John Brewer

Personal information
- Born: June 6, 1950 San Francisco, California, U.S.
- Died: February 18, 2022 (aged 71)

Sport
- Country: United States
- Sport: Para-athletics

Medal record
Representing United States
Paralympic Games
Para-athletics
| Silver medal – second place | 1988 Seoul | Men's 800 m 1C |
| Silver medal – second place | 1988 Seoul | Men's 1500 m 1C |
| Gold medal – first place | 1988 Seoul | Men's marathon 1C |

= John Brewer (athlete) =

American paralympic athlete (1950–2022)

John Brewer (June 6, 1950 – February 18, 2022) was an American paralympic athlete. He participated at the 1988 and 2000 Summer Paralympics.

== Biography ==
Brewer was born in San Francisco, California, the son of Raymond Glen and Joan Brewer. He and his family moved to West Los Angeles where he attended and graduated from University High School. Brewer attended Santa Monica College, leaving to serve as a Mormon missionary from 1969 to 1971 before returning to complete his studies there.

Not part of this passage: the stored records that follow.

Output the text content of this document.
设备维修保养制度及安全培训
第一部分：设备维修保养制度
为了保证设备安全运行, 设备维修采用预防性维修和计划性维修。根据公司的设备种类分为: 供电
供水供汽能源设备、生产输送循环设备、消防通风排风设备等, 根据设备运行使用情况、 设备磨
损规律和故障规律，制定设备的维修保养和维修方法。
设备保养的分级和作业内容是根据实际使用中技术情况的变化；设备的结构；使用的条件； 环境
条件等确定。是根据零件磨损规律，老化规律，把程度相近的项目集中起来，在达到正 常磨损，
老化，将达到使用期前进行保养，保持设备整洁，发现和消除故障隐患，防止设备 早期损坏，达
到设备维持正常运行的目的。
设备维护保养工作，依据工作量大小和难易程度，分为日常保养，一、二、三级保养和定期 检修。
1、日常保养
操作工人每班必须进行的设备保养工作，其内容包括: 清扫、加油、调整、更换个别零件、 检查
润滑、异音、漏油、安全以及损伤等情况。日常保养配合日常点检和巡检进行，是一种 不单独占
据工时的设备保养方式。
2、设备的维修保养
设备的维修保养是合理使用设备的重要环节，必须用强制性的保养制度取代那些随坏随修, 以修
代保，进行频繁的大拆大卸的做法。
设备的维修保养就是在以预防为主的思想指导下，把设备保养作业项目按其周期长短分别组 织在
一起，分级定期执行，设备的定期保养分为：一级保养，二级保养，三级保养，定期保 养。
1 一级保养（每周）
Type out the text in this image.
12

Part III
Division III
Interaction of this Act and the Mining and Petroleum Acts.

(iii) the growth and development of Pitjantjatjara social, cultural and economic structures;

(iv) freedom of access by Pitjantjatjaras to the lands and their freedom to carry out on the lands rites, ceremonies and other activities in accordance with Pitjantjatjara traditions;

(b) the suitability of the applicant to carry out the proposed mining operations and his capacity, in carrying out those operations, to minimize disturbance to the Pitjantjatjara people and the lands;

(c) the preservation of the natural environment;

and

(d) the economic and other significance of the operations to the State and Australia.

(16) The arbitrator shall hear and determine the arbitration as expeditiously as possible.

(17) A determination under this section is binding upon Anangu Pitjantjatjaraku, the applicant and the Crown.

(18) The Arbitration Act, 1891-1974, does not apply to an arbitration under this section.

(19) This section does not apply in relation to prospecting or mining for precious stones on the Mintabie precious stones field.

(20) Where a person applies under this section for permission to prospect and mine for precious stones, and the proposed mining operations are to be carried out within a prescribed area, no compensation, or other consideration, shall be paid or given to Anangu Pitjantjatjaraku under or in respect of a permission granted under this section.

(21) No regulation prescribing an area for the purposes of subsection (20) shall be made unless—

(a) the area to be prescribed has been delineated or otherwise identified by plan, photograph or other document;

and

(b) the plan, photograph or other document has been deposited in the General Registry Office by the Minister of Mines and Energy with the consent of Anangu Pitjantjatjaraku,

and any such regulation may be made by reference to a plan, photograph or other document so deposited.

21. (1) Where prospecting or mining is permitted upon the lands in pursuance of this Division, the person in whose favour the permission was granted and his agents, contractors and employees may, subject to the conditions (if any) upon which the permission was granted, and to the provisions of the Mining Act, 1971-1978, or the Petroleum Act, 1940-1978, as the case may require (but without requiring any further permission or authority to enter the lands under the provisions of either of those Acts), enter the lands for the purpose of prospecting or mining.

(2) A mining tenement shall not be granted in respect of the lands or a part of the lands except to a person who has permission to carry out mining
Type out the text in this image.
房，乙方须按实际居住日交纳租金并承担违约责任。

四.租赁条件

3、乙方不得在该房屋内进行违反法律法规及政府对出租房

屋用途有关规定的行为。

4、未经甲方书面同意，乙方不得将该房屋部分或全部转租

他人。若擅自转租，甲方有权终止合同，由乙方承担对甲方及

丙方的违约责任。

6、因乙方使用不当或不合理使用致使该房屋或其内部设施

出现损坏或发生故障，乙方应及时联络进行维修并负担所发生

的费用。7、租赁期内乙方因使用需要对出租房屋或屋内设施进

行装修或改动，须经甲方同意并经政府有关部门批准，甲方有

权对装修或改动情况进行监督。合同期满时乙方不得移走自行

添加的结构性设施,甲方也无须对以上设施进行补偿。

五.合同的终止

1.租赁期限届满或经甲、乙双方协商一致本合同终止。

Brewer had intended to attend Brigham Young University–Hawaii to obtain a degree. However, in December 1973 he was involved in a traffic collision which resulted in him being paralyzed from the chest down. He was hospitalized in California for almost a year, then moved to Utah to be with his family and receive further treatment at the University of Utah Hospital. Brewer attended the University of Utah, where he earned a Bachelor of Fine Arts degree. He worked as an art teacher in secondary schools for almost 40 years.

While at the University of Utah Brewer became involved in wheelchair sports. He became the first person to finish a marathon in a wheelchair in the Western United States in 1976.

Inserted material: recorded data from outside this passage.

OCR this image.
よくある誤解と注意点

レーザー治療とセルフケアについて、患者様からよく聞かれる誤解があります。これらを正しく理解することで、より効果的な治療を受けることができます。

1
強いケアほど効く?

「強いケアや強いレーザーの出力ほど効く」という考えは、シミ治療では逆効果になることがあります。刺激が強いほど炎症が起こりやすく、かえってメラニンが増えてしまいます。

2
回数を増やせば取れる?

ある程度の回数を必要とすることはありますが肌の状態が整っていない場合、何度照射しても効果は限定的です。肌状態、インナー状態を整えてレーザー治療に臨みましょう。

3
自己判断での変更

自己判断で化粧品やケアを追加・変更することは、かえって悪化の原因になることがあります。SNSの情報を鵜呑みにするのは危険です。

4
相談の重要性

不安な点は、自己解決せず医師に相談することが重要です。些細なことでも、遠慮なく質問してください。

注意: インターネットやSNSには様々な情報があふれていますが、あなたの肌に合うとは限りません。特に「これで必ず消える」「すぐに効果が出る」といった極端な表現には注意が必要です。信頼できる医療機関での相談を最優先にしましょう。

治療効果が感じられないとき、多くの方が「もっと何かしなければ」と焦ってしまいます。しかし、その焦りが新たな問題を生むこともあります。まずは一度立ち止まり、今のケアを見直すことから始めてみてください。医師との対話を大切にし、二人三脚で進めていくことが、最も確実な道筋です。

Brewer competed in athletics at the 1988 Summer Paralympics. He was awarded silver medals in the men's 800m 1C and men's 1500m 1C events, before winning gold in the 1C men’s marathon He also competed in the marathon at the 2000 Summer Paralympics, but finished outside the medal positions.

Brewer died in February 2022 of a cardiac arrest at his home, at the age of 71.